1. Introspection : c’est quoi être écolo pour moi ?

Première prescription : plonger dans vos motivations profondes. « Pour vous, cela peut être d’améliorer votre cadre de vie. Pour un chef d’entreprise, cela peut être la progression de son bilan économique. Quel que que soit le sens de cette motivation, elle est valable dès qu’une personne la fait sienne », affirme Séverine Millet, consultante accompagnatrice de changement et cofondatrice de l’association Nature Humaine. En définissant ainsi sa propre vision de l’écologie, on allège sa culpabilité à ne pas agir sur tous les fronts et on dessine sa propre réponse. « Cette approche personnelle permet de se concentrer ici et maintenant sur ce qui vous préoccupe. Votre inquiétude essentielle est de diminuer votre recours aux énergies fossiles ? Demandez-vous ce que vous êtes prêts à faire chaque jour pour faire évoluer ce comportement », explique la spécialiste. En adoptant cette attitude dès aujourd’hui, vous vous donnez le temps d’explorer toutes les solutions à votre disposition et de faire le bon choix : alors, bois ou géothermie pour remplacer votre vieux chauffage au fioul ?

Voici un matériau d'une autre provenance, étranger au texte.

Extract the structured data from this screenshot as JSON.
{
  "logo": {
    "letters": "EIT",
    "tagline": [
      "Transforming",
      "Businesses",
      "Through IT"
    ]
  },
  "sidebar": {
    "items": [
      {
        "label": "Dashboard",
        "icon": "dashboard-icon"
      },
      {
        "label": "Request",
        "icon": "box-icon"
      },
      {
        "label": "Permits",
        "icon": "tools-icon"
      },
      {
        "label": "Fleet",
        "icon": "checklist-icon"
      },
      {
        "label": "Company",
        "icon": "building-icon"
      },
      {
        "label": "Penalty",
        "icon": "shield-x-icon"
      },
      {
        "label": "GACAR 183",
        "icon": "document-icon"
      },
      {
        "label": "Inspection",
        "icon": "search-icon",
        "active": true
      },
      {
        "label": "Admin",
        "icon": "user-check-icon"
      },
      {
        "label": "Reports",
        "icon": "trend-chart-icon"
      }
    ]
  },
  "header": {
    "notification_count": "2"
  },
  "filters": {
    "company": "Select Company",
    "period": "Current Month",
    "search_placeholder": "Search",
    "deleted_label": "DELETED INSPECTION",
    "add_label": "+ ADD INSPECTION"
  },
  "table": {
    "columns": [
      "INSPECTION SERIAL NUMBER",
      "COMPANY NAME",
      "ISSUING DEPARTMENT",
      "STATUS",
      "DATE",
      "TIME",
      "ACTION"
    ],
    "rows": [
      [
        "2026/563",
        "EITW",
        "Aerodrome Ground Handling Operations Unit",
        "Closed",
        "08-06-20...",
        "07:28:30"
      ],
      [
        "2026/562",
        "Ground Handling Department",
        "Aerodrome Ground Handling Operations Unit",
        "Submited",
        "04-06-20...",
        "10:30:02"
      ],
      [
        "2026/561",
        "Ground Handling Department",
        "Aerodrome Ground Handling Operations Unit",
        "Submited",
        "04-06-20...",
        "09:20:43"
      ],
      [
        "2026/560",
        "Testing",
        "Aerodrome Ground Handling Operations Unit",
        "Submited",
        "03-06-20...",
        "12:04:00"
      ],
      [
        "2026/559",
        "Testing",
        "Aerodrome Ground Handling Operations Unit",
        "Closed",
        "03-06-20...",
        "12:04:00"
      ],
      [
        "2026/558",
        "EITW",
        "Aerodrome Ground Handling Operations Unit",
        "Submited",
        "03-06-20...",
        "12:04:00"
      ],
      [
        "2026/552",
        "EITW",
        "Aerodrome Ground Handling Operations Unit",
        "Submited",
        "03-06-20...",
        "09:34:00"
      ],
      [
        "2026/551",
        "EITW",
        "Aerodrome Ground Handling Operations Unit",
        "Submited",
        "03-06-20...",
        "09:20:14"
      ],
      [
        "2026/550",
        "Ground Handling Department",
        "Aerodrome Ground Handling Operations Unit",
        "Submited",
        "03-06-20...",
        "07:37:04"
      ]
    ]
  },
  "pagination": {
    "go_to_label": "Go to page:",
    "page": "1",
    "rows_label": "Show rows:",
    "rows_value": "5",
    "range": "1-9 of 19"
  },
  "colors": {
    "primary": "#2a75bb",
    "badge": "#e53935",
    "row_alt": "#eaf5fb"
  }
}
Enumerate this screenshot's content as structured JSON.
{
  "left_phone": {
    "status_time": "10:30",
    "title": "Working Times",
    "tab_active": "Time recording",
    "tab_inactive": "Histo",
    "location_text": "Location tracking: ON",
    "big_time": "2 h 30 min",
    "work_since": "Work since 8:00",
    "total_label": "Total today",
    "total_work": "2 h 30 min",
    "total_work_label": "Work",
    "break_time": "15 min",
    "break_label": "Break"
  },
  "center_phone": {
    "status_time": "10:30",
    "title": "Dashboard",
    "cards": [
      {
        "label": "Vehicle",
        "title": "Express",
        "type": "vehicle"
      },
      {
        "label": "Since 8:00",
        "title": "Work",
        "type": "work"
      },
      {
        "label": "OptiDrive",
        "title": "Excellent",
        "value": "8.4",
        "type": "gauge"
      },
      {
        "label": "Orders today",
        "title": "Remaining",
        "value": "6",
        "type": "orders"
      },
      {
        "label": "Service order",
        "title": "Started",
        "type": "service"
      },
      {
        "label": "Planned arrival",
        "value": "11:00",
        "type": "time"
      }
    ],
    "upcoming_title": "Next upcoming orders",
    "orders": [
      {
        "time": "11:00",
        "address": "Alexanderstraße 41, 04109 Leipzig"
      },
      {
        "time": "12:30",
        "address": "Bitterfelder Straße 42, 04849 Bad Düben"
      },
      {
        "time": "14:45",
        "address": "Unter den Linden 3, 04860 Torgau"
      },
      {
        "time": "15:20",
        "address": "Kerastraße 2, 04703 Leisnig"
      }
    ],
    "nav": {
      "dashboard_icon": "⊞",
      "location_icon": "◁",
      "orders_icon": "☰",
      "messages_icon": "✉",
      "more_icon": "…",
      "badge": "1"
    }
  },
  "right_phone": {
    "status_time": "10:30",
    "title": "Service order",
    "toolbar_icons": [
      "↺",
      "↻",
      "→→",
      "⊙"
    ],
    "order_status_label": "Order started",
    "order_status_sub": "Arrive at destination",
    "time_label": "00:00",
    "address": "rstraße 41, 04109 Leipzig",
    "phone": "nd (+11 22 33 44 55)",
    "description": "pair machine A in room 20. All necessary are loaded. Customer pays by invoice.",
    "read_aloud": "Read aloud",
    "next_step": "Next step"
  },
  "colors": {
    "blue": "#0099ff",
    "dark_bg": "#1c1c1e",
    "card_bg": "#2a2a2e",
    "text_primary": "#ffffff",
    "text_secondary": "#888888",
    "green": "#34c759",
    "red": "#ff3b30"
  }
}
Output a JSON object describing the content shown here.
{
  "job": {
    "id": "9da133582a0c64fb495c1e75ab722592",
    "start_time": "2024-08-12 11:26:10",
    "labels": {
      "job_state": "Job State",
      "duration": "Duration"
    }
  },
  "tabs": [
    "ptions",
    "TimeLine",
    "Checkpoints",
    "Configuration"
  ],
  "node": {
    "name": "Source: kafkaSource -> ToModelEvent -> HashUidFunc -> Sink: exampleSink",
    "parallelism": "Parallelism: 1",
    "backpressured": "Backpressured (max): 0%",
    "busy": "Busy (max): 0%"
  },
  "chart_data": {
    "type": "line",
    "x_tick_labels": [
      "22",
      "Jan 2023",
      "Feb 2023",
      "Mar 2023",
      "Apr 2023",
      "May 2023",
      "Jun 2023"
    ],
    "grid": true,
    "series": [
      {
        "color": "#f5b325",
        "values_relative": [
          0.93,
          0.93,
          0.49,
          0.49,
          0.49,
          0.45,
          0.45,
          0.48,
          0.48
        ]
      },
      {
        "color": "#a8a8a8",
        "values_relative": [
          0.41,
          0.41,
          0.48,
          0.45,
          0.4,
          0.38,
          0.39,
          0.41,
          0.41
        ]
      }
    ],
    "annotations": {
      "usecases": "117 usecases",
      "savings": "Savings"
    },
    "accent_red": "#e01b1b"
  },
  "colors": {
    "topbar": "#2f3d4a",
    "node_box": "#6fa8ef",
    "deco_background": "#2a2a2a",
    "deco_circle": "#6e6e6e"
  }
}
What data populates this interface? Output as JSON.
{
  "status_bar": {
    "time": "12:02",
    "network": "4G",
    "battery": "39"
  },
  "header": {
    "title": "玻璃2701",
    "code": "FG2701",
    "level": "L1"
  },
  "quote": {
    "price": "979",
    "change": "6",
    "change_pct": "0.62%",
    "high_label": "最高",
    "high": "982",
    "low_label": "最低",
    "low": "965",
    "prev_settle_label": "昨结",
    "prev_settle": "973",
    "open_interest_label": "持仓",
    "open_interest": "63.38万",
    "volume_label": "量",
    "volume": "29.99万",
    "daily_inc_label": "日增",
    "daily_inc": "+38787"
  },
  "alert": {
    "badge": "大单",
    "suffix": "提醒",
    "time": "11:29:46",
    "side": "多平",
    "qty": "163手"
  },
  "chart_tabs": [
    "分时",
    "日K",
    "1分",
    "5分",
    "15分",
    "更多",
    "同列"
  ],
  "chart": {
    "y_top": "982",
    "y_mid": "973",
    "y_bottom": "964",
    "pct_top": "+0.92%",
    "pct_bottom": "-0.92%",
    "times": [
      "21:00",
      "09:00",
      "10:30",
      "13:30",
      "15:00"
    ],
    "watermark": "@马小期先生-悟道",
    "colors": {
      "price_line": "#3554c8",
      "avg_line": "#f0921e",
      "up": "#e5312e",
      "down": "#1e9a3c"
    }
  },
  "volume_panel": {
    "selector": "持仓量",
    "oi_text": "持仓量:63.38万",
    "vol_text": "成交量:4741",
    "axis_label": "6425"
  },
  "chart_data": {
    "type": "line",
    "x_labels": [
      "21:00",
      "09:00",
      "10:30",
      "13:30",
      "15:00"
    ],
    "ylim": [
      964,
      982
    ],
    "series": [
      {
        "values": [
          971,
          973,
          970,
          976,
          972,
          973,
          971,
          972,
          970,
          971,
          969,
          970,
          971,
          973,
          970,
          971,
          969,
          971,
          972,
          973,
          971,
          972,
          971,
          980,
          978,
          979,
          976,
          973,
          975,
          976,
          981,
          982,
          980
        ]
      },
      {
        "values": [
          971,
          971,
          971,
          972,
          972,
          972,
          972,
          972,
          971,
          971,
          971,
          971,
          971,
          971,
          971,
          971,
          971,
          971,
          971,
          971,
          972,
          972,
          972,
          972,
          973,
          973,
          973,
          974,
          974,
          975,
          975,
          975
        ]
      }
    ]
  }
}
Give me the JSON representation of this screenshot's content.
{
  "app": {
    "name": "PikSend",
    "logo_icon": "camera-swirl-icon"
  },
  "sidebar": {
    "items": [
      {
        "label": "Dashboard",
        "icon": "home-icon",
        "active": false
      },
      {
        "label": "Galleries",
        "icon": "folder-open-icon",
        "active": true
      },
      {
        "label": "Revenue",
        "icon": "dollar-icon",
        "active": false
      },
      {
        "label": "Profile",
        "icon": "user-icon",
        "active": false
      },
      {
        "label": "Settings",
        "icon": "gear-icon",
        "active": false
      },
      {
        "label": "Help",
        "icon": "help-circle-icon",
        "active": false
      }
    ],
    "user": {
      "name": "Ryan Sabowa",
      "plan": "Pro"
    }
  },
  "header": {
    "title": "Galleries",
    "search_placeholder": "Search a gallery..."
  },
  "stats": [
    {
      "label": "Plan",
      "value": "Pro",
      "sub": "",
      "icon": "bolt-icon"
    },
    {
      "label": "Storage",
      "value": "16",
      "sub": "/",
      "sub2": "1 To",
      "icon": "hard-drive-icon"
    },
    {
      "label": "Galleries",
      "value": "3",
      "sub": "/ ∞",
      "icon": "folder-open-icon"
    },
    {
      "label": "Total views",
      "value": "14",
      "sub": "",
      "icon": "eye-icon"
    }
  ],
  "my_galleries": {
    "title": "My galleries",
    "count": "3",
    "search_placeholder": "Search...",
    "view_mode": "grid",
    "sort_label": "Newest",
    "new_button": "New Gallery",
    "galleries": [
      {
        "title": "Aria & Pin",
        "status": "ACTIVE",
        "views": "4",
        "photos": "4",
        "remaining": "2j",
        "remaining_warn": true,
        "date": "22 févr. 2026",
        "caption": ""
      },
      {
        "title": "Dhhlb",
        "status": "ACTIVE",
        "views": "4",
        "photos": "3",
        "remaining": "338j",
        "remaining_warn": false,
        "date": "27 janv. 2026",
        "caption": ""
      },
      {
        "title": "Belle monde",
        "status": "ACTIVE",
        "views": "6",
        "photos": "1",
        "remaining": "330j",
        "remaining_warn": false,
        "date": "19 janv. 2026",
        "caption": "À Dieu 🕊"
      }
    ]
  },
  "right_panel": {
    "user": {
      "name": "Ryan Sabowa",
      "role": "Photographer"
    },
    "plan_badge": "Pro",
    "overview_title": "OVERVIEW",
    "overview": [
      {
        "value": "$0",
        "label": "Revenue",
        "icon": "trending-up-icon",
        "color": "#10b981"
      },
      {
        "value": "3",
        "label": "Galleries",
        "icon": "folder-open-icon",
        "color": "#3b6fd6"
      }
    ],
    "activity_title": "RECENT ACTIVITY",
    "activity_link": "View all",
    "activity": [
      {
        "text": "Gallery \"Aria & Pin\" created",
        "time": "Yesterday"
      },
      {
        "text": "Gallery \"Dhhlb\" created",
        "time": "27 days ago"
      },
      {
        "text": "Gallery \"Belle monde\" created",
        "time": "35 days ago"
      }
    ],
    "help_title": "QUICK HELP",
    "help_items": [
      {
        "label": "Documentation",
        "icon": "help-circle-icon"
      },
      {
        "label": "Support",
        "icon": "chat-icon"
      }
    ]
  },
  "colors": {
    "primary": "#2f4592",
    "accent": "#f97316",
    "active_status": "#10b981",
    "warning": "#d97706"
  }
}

2. Education : foncez aux cours de rattrapage !

« Pas dans cette poubelle ! » Bercés par les messages écologiques et nourris aux leçons sur le tri sélectif dans leurs écoles, nos enfants désespèrent de nous. De notre incapacité à retenir que les pots de yaourt, ça ne se recycle pas, mais les bouteilles de lait, si. « L’éducation à l’écologie marche très bien avec les enfants car, à leur âge, ils ont encore la possibilité de percevoir l’essentiel, analyse Séverine Millet. Pour les adultes, c’est bien plus difficile. » Pas de mystère, les cours de rattrapage s’imposent pour remettre notre cerveau en situation d’apprendre. Les universités populaires, ouvertes au grand public, peuvent être des moments idéaux pour ouvrir vos horizons verts. Et les travaux pratiques ne manquent pas : certains centres de tri, à l’instar de celui de Lons-Le-Saunier dans le Jura, proposent de visiter leurs installations et de comprendre in vivo la différence entre pot de yaourt et bouteille de lait !

3. Nature : une grande inspiration d’herbes

Autre traitement recommandé : se mettre au vert régulièrement. En plus de (re)prendre conscience de l’importance de Dame Nature, les effets de ce remède irradient sur la santé : en 2007, des chercheurs de l’université de Berne en Suisse ont montré que la présence d’arbres favorisait les sentiments positifs et diminuait frustrations et stress. « Les associations d’éducation à l’environnement qui emmènent les gens sur le terrain font un travail essentiel », reconnaît Séverine Millet. Compter les papillons avec l’association Noé Conservation ou guetter les castors avec les volontaires d’«  A pas de Loup  » : autant d’expériences aidant à se reconnecter avec la nature. Et pour ceux qui n’ont pas de grands espaces à portée de main, planter un jardin d’aromates sur son balcon ou végétaliser une cour intérieure met son lot de biodiversité à portée d’immeubles. A travers son projet Natural Change, le WWF immerge les participants de tables rondes dans un environnement naturel et en retire de précieux enseignements : non seulement ce contexte leur donne envie de vivre d’une façon plus durable, mais aussi de communiquer cet élan à leur entourage.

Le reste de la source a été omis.